To get an idea, how large this angle is, look through a camera with a "normal objective". That, what you will see is lying in this angle. This angle is surprisingly small, much smaller than most people think.
We are not conscious about that, because we always move our eyes and head, when looking at a scene. Our eyes are always in motion, flitting from one part of the motive to the next and back again. If you want to draw or sketch a motive, which is so close that you cannot seize it "with a view", you get difficulties.
Or you have enough experience to correct the arising "optical" errors. In this case you have to move head or eyes. You get difficulties specially with geometric objects, because the position changes and with that the vanishing points in the picture. If the angle is to large, the foreshortening becomes very large and you get extreme perspectives.
You are in the same position like a photographer, who doesn’t get the motif with a normal lens and therefore has to take a “wide angle lens” with accordingly arising distortions. The larger the "wide angle", the large the distortions.

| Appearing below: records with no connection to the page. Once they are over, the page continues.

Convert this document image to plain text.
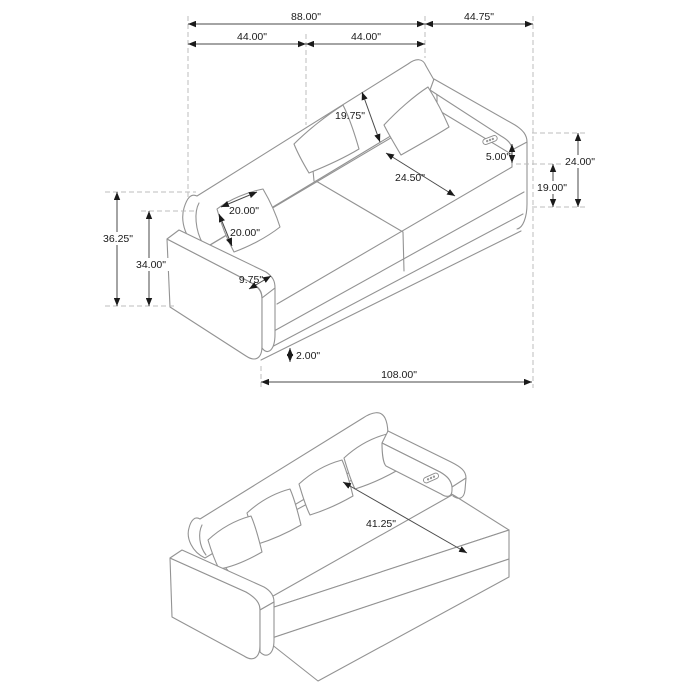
88.00"	44.75"
44.00"	44.00"
19.75"
24.50"
5.00"	24.00"
19.00"
36.25"
34.00"
20.00"
20.00"
9.75"
2.00"
108.00"
41.25"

This means for a draughtsman, that he has to construct distortions, he doesn’t see. An other method of handling the problem is to take virtually an other position towards the motif and to sketch, "as if" the motif would be far away. This method is often used unconsciously by experienced draughtsmen.
A beginner will have difficulties to “get the motif” without knowing why. In nude painting courses the distance to the model is often much to small, in particular when sketching or painting standing models. A standing figure of approx.. 1.80 m height with a minimum of place around would require a distance of at least 7 meters. This place is usually not available.
The result are torsos and heads which “don’t fit” to the rest of the body ore figures which “tilt”. In most cases the draughtsmen don’t know, where the problem is and why they can’t work out a task “being so simple”, and unfortunately very often the course leaders don’t know either.
Because of the two reasons described above again the recommendation:
The distance of the viewer should be the fivefold of the largest expansion of the motive (here 5 times the green diagonal). Often you cannot keep this distance (usually not when drawing e.g. standing persons). The more this value is fallen below, the more difficult is it to seize the motive.